Она подняла голову и увидела, как он сделал шаг к двери; она смотрела на него, даже отдаленно не догадываясь, что в нем происходит, она увидела, как он медленно сделал еще шаг, потом оглянулся – и на миг ей захотелось броситься ему вслед, впиться в него, почувствовать его рот, его уши, ворот его пиджака, захотелось обвиться вокруг него и вобрать его в себя; но уже его рука легла на дверную ручку. Больше нечего было ждать. Когда дверь за ним затворилась, она встала, подошла к зеркалу и, тихонечко всхлипывая, стала расчесывать волосы щеткой. Сто пятьдесят взмахов, положенных ежевечерне, потом еще сто пятьдесят. Розмэри водила щеткой по волосам, пока у нее не заболела рука, тогда она переменила руку и продолжала водить…

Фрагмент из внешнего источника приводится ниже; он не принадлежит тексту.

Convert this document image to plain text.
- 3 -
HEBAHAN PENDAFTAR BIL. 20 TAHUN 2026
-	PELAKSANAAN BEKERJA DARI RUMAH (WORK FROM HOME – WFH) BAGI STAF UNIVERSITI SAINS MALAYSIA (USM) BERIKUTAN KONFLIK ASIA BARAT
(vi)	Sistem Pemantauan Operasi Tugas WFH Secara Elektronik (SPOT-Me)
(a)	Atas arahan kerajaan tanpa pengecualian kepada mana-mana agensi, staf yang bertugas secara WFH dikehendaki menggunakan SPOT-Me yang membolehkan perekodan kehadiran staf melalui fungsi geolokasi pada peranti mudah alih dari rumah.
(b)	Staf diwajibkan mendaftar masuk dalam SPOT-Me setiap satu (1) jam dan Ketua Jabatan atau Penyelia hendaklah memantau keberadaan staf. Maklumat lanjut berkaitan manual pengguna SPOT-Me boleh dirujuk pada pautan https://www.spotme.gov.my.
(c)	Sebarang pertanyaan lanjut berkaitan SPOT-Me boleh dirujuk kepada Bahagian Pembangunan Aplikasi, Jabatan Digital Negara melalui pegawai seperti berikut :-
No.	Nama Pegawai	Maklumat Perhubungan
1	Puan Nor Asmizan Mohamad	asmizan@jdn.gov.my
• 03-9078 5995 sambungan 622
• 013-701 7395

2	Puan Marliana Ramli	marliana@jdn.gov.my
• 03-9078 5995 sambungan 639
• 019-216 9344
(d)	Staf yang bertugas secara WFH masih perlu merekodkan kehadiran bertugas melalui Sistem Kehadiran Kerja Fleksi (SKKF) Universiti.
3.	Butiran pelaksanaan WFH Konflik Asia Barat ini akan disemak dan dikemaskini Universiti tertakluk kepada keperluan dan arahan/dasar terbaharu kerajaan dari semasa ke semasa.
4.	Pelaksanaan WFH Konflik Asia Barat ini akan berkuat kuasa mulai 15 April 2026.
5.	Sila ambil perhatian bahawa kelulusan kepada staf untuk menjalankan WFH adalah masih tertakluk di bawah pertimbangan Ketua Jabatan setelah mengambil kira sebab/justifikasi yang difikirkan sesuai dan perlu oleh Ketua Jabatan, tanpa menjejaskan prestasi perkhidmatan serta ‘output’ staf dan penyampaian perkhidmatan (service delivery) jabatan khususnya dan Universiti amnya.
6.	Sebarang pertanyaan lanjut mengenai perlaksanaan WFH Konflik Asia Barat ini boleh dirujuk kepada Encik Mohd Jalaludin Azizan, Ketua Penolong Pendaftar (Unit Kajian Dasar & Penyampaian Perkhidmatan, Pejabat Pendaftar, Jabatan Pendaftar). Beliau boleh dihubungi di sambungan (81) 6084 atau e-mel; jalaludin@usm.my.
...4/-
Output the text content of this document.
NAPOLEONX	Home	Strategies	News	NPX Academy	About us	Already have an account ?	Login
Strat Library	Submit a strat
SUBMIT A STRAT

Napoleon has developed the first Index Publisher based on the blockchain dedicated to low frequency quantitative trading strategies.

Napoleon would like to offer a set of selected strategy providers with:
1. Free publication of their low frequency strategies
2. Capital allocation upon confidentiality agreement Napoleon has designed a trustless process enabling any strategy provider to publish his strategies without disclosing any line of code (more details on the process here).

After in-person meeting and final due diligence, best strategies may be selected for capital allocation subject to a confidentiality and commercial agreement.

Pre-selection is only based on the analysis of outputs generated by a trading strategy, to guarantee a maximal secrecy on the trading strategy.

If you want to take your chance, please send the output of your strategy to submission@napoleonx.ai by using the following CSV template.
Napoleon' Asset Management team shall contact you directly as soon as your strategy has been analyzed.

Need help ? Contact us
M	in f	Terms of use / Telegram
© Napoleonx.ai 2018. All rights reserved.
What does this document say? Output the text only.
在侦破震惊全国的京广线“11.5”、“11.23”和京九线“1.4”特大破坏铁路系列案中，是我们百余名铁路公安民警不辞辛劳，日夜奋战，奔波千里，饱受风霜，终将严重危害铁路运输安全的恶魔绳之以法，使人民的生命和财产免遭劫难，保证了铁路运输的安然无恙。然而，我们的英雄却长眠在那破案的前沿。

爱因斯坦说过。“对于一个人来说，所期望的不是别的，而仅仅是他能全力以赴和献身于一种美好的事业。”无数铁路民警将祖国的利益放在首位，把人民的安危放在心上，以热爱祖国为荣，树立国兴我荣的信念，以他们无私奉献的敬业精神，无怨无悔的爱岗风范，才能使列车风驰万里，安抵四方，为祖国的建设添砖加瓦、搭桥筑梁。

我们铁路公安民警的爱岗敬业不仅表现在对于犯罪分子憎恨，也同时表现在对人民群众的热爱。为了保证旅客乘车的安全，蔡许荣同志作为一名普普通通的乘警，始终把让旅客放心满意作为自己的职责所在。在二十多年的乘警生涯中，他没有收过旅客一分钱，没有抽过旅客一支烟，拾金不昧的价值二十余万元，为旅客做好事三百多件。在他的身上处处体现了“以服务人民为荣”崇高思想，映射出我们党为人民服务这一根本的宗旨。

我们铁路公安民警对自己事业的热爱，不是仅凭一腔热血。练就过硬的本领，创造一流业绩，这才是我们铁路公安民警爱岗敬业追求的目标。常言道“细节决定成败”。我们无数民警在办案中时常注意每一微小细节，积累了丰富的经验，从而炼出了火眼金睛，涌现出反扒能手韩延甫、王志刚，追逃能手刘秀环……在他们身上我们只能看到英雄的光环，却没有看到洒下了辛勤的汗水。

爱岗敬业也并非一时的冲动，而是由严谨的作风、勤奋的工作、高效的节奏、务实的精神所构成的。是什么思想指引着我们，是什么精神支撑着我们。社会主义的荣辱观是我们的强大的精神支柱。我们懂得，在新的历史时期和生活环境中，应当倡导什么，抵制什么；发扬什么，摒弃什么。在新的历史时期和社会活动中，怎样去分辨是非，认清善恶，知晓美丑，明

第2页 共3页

За ночь Розмэри остыла и проснулась с чувством стыда. Из зеркала глянуло на нее хорошенькое личико, но это ее не успокоило, а лишь всколыхнуло вчерашнюю боль; не помогло и пересланное матерью письмо, извещавшее о приезде в Париж того студента, чьей гостьей она была на прошлогоднем йельском балу, – все это теперь казалось бесконечно далеким. Она вышла из своей комнаты, ожидая встречи с Дайверами как пытки – сегодня мучительной вдвойне. Но никто не разглядел бы этого под внешней оболочкой, столь же непроницаемой, как у Николь, когда они встретились, чтобы вместе провести утро в примерках и покупках. И все же приятно было, когда Николь заметила по поводу нервозности какой-то продавщицы: «Многие люди склонны преувеличивать отношение к себе других – почему-то им кажется, что они у каждого вызывают сложную гамму симпатий и антипатии». Еще вчера такое замечание заставило бы экспансивную Розмэри внутренне вознегодовать, сегодня же она выслушала его с радостью – так ей хотелось убедить себя, что не произошло ничего страшного. Она восхищалась Николь, ее красотой, ее умом, но в то же время она впервые в жизни ревновала. Перед самым отъездом с Ривьеры мать в разговоре с ней назвала Николь красавицей; это было сказано тем небрежным тоном, которым она всегда – Розмэри хорошо это знала – маскировала самые значительные свои суждения, и должно было означать, что Розмэри такого названия не заслуживает. Розмэри это нимало не задело; она с детства была приучена считать себя чуть ли не дурнушкой и свою недавно лишь признанную миловидность воспринимала как что-то не присущее ей, а скорей благоприобретенное, вроде умения говорить по-французски. Но сейчас, сидя возле Николь в такси, она невольно сравнивала ее с собой. Казалось, в Николь все словно создано для романтической любви, это стройное тело, этот нежный рот, иногда плотно сжатый, иногда полураскрытый в доверчивом ожидании. Николь была красавицей с юных лет, и было видно, что она останется красавицей и тогда, когда ее кожа, став суше, обтянет высокие скулы, – такой склад лица не мог измениться. Раньше она была по-саксонски розовой и белокурой, но теперь, с потемневшими волосами, стала даже лучше, чем тогда, когда золотистое облако вокруг лба затмевало всю остальную ее красоту.